Ahmed and Himanshu aren't strangers to rapping about social issues and have been including politically charged themes in their music for a long time. In "T5," Ahmed raps, "Stopping refugees is just silly, blood"—the U.S. and U.K. have taken a fraction of the nearly 5 million Syrian refugees currently displaced around the world—while Heems's song "Flag Shopping," from his 2015 album, Eat, Pray, Thug, includes the lyrics "The neighbors threw rocks at the house/They're making it harder to live.

"Rap is inherently protest music, it just doesn't usually come from South Asians or Pakistanis or Indians. The tools are all within the genre. It's a genre that lends itself well to politics, whether it's firsthand accounts of the prison-industrial complex or whether it's observing and being more analytical about the situation," says Suri. "It's all there and it's always been there, it's just voices like ours haven't really been given attention to speak like this before."

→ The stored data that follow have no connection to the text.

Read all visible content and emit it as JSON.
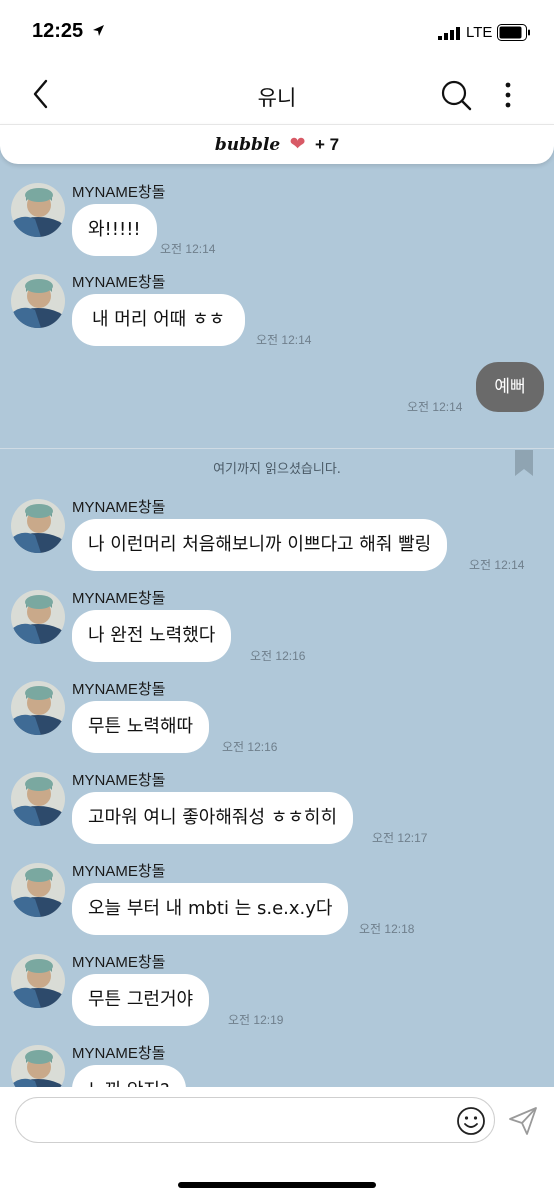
{
  "status": {
    "time": "12:25",
    "network": "LTE"
  },
  "header": {
    "title": "유니",
    "icons": [
      "back-icon",
      "search-icon",
      "more-icon"
    ]
  },
  "banner": {
    "brand": "bubble",
    "count": "+ 7"
  },
  "read_marker": "여기까지 읽으셨습니다.",
  "my_message": {
    "text": "예뻐",
    "time": "오전 12:14"
  },
  "messages": [
    {
      "sender": "MYNAME창돌",
      "text": "와!!!!!",
      "time": "오전 12:14"
    },
    {
      "sender": "MYNAME창돌",
      "text": "내 머리 어때 ㅎㅎ",
      "time": "오전 12:14"
    },
    {
      "sender": "MYNAME창돌",
      "text": "나 이런머리 처음해보니까 이쁘다고 해줘 빨링",
      "time": "오전 12:14"
    },
    {
      "sender": "MYNAME창돌",
      "text": "나 완전 노력했다",
      "time": "오전 12:16"
    },
    {
      "sender": "MYNAME창돌",
      "text": "무튼 노력해따",
      "time": "오전 12:16"
    },
    {
      "sender": "MYNAME창돌",
      "text": "고마워 여니 좋아해줘성 ㅎㅎ히히",
      "time": "오전 12:17"
    },
    {
      "sender": "MYNAME창돌",
      "text": "오늘 부터 내 mbti 는 s.e.x.y다",
      "time": "오전 12:18"
    },
    {
      "sender": "MYNAME창돌",
      "text": "무튼 그런거야",
      "time": "오전 12:19"
    },
    {
      "sender": "MYNAME창돌",
      "text": "느끼 안지?",
      "time": ""
    }
  ],
  "input": {
    "placeholder": ""
  },
  "colors": {
    "chat_bg": "#b0c8d9",
    "heart": "#d85a66",
    "my_bubble": "#6a6a6a"
  }
}
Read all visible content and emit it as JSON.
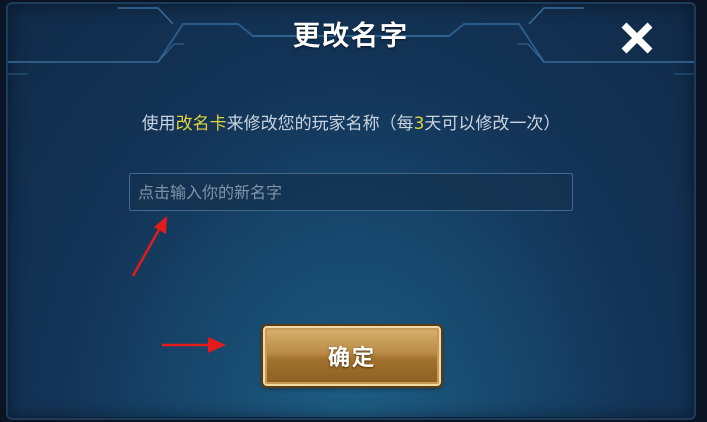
{
  "dialog": {
    "title": "更改名字",
    "description": {
      "part1": "使用",
      "item_name": "改名卡",
      "part2": "来修改您的玩家名称（每",
      "days": "3",
      "part3": "天可以修改一次）"
    },
    "name_input": {
      "value": "",
      "placeholder": "点击输入你的新名字"
    },
    "confirm_label": "确定",
    "close_icon": "close-x-icon"
  },
  "colors": {
    "highlight": "#e2d33a",
    "annotation_arrow": "#e21b1b",
    "button_gold": "#b98b46"
  }
}
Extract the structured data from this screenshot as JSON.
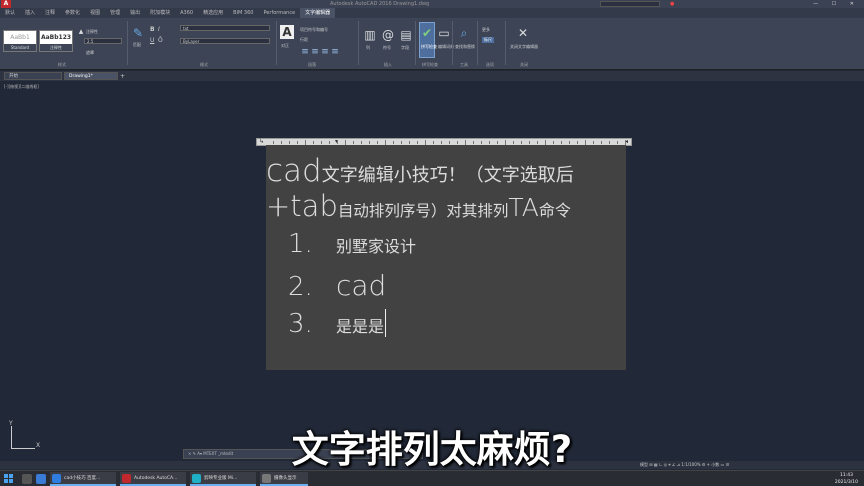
{
  "titlebar": {
    "logo": "A",
    "title": "Autodesk AutoCAD 2016   Drawing1.dwg",
    "window_controls": "— ☐ ✕"
  },
  "ribbon_tabs": [
    "默认",
    "插入",
    "注释",
    "参数化",
    "视图",
    "管理",
    "输出",
    "附加模块",
    "A360",
    "精选应用",
    "BIM 360",
    "Performance",
    "文字编辑器"
  ],
  "ribbon": {
    "style_panel": {
      "title": "样式",
      "style1_sample": "AaBb1",
      "style1_name": "Standard",
      "style2_sample": "AaBb123",
      "style2_name": "注释性",
      "annotative_label": "注释性",
      "height_value": "2.5",
      "mask_label": "遮罩"
    },
    "format_panel": {
      "title": "格式",
      "font_value": "txt",
      "color_value": "ByLayer",
      "bold": "B",
      "italic": "I",
      "underline": "U",
      "overline": "Ō",
      "match": "匹配"
    },
    "paragraph_panel": {
      "title": "段落",
      "justify_label": "对正",
      "list_label": "项目符号和编号",
      "line_spacing_label": "行距"
    },
    "insert_panel": {
      "title": "插入",
      "columns_label": "列",
      "symbol_label": "符号",
      "field_label": "字段"
    },
    "spell_panel": {
      "title": "拼写检查",
      "spell_label": "拼写检查",
      "dict_label": "编辑词典"
    },
    "tools_panel": {
      "title": "工具",
      "find_label": "查找和替换"
    },
    "options_panel": {
      "title": "选项",
      "more_label": "更多",
      "ruler_label": "标尺"
    },
    "close_panel": {
      "title": "关闭",
      "close_label": "关闭文字编辑器"
    }
  },
  "file_tabs": {
    "start": "开始",
    "drawing": "Drawing1*",
    "add": "+"
  },
  "viewport_label": "[-][俯视][二维线框]",
  "editor": {
    "line1_latin": "cad",
    "line1_cjk": "文字编辑小技巧！（文字选取后",
    "line2_latin1": "+tab",
    "line2_cjk1": "自动排列序号）对其排列",
    "line2_latin2": "TA",
    "line2_cjk2": "命令",
    "items": [
      {
        "num": "1.",
        "text": "别墅家设计"
      },
      {
        "num": "2.",
        "text": "cad"
      },
      {
        "num": "3.",
        "text": "是是是"
      }
    ]
  },
  "ucs": {
    "y": "Y",
    "x": "X"
  },
  "command_line": "× ✎  A▾  MTEXT _mtedit",
  "status_bar": "模型  ⊞ ▦ ∟ ◎ ⌖ ∠ ⊿  1:1/100%  ⚙  + 小数  ▭ ☰",
  "subtitle": "文字排列太麻烦?",
  "taskbar": {
    "tasks": [
      {
        "label": "cad小技巧 百度..."
      },
      {
        "label": "Autodesk AutoCA..."
      },
      {
        "label": "剪映专业版 Mi..."
      },
      {
        "label": "摄像头显示"
      }
    ],
    "time": "11:43",
    "date": "2021/3/10"
  },
  "colors": {
    "canvas": "#212837",
    "editor_bg": "#424242",
    "ribbon": "#3c4456",
    "accent_active": "#4e6f9e",
    "logo_red": "#c0282d"
  }
}
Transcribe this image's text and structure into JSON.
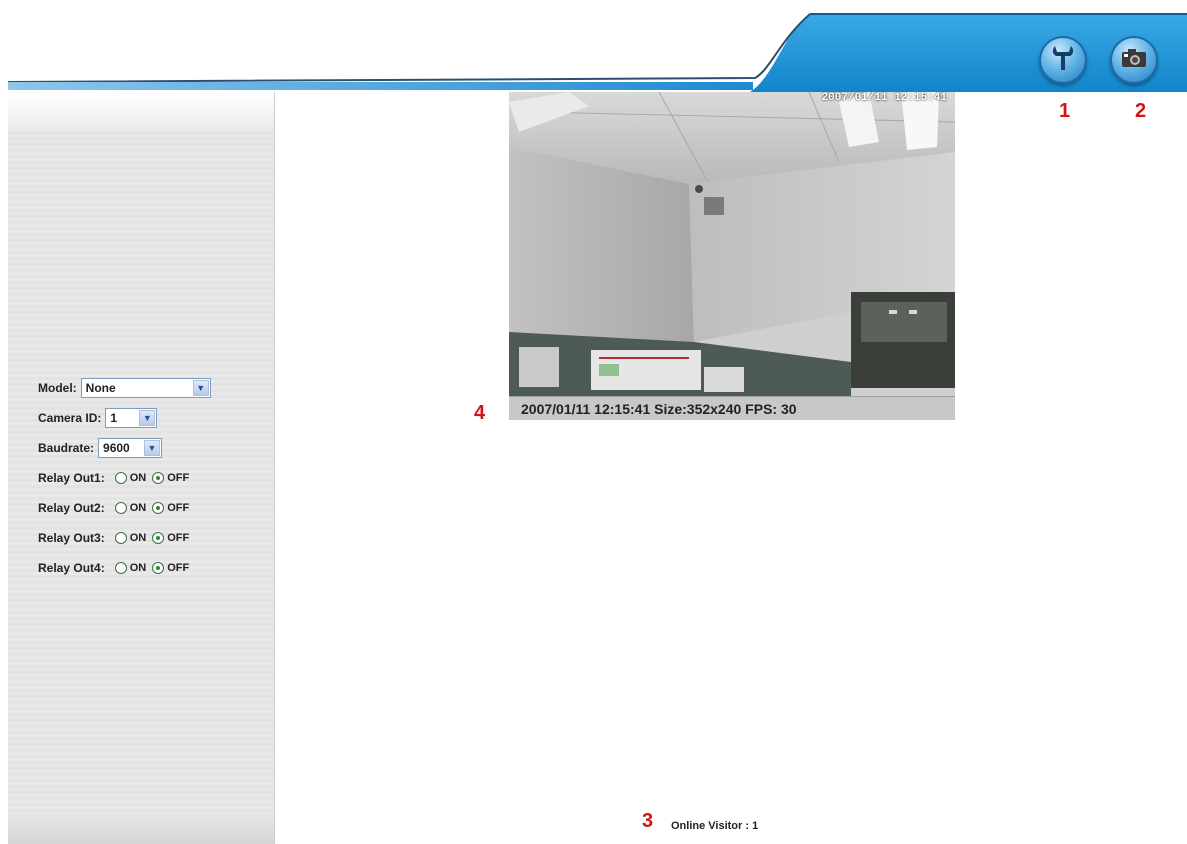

Cashmere features a track called "Zayn," referring to Zayn Malik, who rose to fame as a member of the British boy band One Direction. Malik is one of the most-recognized people of South Asian heritage in Western popular culture, and is someone who "seems to be in touch and wanting to be in touch with his background more," says Suri. Malik has a song in Urdu on his solo album.

It's a tongue-in-cheek track and explores the idea that Malik is an aspirational counter-narrative to the Islamic State militant group (ISIS).

"Where's our visibility? It is [London mayor] Sadiq Khan, it is Zayn Malik, it is Dev Patel," he says. "Visibility is an important part of setting aspirations. Kids out there who see Zayn or hear 'Terminal 5' could go, 'Oh shit, I can do this.'"

Ahmed, for one, is about to become even more visible, with roles in the new Jason Bourne film and the upcoming Star Wars anthology movie Rogue One. Yet despite his rising-star status—airport workers who pat him down to check for explosives are now starting to recognize him, he says—"you still look like how you look." Bollywood megastar Shah Rukh Khan earlier this week tweeted about being detained by U.S. immigration officials "every damn time" he visits the U.S. His experience prompted a reply from Rich Verma, the U.S. ambassador to India, who said, "We are working to ensure it doesn't happen again."

"It's easy to dehumanize a segment if they're not visible. It's a conscious thing to make them invisible and create walls and barriers. With visibility comes understanding and humanization, then change," says Suri. "It's an important part, and for me, it's why I like to make music and why we make projects like this."

Cashmere will be released on October 14 on Customs, the new Swet Shop Boys imprint.